To start using your cluster, you need to run the following as a regular user:
mkdir -p $HOME/.kube
sudo cp -i /etc/kubernetes/admin.conf $HOME/.kube/config
sudo chown $(id -u):$(id -g) $HOME/.kube/config
You should now deploy a pod network to the cluster.

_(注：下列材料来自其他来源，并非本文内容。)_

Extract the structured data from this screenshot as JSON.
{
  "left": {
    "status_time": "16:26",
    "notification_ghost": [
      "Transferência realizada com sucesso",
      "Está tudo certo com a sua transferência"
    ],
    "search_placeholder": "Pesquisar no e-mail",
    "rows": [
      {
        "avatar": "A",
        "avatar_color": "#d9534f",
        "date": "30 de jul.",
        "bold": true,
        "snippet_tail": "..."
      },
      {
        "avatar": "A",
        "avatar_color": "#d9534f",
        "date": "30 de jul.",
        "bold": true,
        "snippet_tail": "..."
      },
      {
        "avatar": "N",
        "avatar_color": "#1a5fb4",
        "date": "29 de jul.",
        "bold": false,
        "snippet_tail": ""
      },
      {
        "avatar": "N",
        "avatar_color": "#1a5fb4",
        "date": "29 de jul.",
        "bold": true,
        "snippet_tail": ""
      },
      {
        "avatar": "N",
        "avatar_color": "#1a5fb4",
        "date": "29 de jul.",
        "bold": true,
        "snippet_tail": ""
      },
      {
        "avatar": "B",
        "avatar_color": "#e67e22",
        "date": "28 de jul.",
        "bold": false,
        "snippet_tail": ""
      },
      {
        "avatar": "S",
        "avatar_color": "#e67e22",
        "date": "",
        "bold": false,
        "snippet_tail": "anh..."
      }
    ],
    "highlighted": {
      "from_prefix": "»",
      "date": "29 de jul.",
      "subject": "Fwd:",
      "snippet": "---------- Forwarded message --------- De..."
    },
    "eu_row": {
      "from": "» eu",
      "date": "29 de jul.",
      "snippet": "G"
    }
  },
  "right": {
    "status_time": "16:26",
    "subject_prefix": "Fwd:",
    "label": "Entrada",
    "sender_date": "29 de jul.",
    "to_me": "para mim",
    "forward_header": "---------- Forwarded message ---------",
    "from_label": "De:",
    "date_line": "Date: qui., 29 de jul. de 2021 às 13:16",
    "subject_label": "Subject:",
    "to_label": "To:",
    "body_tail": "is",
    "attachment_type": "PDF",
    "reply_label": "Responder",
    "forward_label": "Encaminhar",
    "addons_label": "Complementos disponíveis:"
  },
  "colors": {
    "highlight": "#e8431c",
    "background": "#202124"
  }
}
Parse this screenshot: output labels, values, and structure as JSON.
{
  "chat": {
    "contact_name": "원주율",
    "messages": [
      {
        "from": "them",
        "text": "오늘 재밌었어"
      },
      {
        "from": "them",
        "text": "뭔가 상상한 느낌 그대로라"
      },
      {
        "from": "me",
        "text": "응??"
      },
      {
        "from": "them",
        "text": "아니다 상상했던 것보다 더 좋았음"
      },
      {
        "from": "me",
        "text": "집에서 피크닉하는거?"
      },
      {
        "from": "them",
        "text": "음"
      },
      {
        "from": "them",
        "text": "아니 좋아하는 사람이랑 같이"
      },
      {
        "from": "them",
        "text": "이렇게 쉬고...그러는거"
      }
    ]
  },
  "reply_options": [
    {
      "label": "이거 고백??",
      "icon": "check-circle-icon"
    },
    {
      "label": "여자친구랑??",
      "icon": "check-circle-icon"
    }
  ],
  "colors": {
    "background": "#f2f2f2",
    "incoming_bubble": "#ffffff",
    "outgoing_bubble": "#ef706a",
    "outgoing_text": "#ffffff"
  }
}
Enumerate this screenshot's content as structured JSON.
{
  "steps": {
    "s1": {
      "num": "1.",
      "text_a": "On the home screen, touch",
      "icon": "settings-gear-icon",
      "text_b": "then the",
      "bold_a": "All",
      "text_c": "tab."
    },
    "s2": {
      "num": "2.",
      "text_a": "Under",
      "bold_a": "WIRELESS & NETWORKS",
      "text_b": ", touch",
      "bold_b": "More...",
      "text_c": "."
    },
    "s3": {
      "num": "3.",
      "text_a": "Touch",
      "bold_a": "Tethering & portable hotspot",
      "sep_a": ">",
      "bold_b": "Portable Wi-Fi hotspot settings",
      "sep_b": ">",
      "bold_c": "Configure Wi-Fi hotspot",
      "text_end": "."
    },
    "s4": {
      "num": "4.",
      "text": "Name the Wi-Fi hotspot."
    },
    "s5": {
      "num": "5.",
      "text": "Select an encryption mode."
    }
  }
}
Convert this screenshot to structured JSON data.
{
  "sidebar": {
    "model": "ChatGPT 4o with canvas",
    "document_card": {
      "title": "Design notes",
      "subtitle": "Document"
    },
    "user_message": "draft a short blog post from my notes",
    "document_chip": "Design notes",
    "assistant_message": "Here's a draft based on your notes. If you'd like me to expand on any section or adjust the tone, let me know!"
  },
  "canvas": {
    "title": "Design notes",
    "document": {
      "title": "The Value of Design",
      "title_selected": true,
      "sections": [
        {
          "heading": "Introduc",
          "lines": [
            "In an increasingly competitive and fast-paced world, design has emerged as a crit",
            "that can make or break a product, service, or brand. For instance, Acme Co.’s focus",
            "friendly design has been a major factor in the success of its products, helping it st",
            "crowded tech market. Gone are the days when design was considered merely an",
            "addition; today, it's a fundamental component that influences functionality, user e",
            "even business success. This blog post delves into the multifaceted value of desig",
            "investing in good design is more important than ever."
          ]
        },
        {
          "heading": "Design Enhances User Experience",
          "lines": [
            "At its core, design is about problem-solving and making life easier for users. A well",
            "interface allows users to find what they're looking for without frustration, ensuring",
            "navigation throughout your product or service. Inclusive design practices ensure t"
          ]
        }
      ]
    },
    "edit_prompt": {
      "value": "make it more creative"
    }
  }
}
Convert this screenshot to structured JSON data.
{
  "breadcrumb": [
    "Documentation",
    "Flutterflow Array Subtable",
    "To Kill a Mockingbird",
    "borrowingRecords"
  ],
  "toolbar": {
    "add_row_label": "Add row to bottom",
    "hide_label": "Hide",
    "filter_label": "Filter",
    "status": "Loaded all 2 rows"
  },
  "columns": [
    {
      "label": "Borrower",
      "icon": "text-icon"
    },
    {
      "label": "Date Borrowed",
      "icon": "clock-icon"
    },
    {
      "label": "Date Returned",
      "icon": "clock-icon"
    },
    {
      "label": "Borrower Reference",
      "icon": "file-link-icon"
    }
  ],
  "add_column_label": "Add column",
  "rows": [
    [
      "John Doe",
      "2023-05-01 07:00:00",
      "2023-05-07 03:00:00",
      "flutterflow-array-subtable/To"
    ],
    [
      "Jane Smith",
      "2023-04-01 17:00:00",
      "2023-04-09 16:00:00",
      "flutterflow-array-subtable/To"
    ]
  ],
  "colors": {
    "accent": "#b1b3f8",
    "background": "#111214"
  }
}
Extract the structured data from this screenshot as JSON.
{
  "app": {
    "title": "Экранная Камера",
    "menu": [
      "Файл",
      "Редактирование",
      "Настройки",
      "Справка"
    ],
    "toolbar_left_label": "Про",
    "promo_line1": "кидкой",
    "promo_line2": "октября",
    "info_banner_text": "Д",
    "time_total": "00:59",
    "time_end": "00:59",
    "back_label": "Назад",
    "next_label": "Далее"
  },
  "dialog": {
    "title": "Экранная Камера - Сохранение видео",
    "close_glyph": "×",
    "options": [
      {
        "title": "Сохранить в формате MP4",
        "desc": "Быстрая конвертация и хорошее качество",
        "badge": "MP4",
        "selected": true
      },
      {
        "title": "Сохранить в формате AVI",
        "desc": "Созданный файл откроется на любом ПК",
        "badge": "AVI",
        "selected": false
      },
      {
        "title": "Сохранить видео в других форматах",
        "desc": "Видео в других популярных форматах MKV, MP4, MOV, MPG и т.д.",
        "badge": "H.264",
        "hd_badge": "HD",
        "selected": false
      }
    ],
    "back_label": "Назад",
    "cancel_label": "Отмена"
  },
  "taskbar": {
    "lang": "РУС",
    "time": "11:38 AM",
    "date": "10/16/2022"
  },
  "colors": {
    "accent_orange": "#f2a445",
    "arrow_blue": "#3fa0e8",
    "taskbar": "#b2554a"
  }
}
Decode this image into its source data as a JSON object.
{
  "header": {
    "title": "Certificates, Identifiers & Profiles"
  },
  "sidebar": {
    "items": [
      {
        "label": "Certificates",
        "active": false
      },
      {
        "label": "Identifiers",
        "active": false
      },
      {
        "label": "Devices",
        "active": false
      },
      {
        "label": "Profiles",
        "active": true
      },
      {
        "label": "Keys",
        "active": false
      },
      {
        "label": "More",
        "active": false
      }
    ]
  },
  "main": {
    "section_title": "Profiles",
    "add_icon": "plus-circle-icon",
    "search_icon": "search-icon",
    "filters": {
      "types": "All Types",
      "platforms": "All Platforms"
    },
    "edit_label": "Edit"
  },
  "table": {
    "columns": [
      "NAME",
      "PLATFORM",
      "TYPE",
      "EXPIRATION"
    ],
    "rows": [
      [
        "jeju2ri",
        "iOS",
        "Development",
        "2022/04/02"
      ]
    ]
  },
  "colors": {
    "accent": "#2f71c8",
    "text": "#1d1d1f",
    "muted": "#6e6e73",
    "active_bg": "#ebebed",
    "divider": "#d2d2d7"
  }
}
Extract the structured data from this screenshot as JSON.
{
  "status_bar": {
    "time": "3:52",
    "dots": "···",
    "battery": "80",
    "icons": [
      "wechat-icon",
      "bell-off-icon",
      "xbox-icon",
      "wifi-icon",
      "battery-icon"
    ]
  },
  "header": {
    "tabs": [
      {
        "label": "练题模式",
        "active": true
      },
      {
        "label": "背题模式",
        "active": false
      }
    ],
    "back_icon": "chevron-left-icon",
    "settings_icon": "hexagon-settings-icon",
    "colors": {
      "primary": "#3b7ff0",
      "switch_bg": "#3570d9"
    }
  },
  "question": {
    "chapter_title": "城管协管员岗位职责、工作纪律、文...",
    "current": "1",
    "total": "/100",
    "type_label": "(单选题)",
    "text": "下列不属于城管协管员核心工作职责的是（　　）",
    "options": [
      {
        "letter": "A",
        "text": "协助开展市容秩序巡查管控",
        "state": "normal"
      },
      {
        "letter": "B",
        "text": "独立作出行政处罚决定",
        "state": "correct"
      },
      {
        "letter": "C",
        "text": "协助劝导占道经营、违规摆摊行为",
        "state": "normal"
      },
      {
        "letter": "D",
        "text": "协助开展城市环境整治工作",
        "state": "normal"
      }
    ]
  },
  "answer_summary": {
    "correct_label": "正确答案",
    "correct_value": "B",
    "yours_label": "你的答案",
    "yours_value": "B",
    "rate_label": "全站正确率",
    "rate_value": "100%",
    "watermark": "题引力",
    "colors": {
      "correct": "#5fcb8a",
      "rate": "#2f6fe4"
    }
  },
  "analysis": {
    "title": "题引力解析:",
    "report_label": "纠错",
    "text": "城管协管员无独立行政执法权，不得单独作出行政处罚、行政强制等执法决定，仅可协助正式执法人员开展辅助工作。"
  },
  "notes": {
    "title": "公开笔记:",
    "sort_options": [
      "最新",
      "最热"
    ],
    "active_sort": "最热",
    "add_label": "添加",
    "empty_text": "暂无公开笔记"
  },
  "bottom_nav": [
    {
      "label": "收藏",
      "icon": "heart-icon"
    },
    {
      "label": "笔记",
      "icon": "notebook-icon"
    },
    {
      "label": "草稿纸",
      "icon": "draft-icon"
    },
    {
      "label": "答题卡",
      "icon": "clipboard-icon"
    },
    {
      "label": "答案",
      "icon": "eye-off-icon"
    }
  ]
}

Run "kubectl apply -f [podnetwork].yaml" with one of the options listed at:
https://kubernetes.io/docs/concepts/cluster-administration/addons/
You can now join any number of machines by running the following on each node
as root:
kubeadm join --token 227d9b.9c1772a7ab45942d 192.168.61.11:6443 --discovery-token-ca-cert-hash sha256:e2aa90853cc97410904adc5d58fbb52f4377ad091a0a807bed0dc69e37107151
上面记录了完成的初始化输出的内容。我们注意到虽然kubeadm 1.9仍然处于beta状态,但是kubeadm init的输出中已经没有了过去运行kubeadm 1.8时的警告信息[kubeadm] WARNING: kubeadm is in beta, please do not use it for production clusters.
其中有以下关键内容:
- RBAC模式早已经在Kubernetes 1.8中稳定可用。kubeadm 1.9也默认启用了RBAC
- 接下来是生成证书和相关的kubeconfig文件,这个目前我们在Kubernetes 1.6 高可用集群部署也是这么做的,目前没看出有什么新东西
- 生成token记录下来,后边使用
kubeadm join
往集群中添加节点时会用到- 下面的命令是配置常规用户如何使用kubectl访问集群:
mkdir -p $HOME/.kube sudo cp -i /etc/kubernetes/admin.conf $HOME/.kube/config sudo chown $(id -u):$(id -g) $HOME/.kube/config
- 最后给出了将节点加入集群的命令
kubeadm join --token 227d9b.9c1772a7ab45942d 192.168.61.11:6443 --discovery-token-ca-cert-hash sha256:e2aa90853cc97410904adc5d58fbb52f4377ad091a0a807bed0dc69e37107151
查看一下集群状态:
kubectl get cs
NAME STATUS MESSAGE ERROR
scheduler Healthy ok
controller-manager Healthy ok
etcd-0 Healthy {"health": "true"}
确认个组件都处于healthy状态。
集群初始化如果遇到问题,可以使用下面的命令进行清理:
kubeadm reset
ifconfig cni0 down
ip link delete cni0
ifconfig flannel.1 down
ip link delete flannel.1
rm -rf /var/lib/cni/
4.安装Pod Network
接下来安装flannel network add-on:
mkdir -p ~/k8s/
cd ~/k8s
wget https://raw.githubusercontent.com/coreos/flannel/master/Documentation/kube-flannel.yml
kubectl apply -f kube-flannel.yml
clusterrole "flannel" created
clusterrolebinding "flannel" created
serviceaccount "flannel" created
configmap "kube-flannel-cfg" created
daemonset "kube-flannel-ds" created
这里注意kube-flannel.yml这个文件里的flannel的镜像是0.9.1,quay.io/coreos/flannel:v0.9.1-amd64
如果Node有多个网卡的话,参考flannel issues 39701,目前需要在kube-flannel.yml中使用--iface
参数指定集群主机内网网卡的名称,否则可能会出现dns无法解析。需要将kube-flannel.yml下载到本地,flanneld启动参数加上--iface=<iface-name>
......
containers:
- name: kube-flannel
image: quay.io/coreos/flannel:v0.9.1-amd64
command:
- /opt/bin/flanneld
args:
- --ip-masq
- --kube-subnet-mgr
- --iface=eth1
......
使用kubectl get pod --all-namespaces -o wide
确保所有的Pod都处于Running状态。
kubectl get pod --all-namespaces -o wide
5.master node参与工作负载
使用kubeadm初始化的集群,出于安全考虑Pod不会被调度到Master Node上,也就是说Master Node不参与工作负载。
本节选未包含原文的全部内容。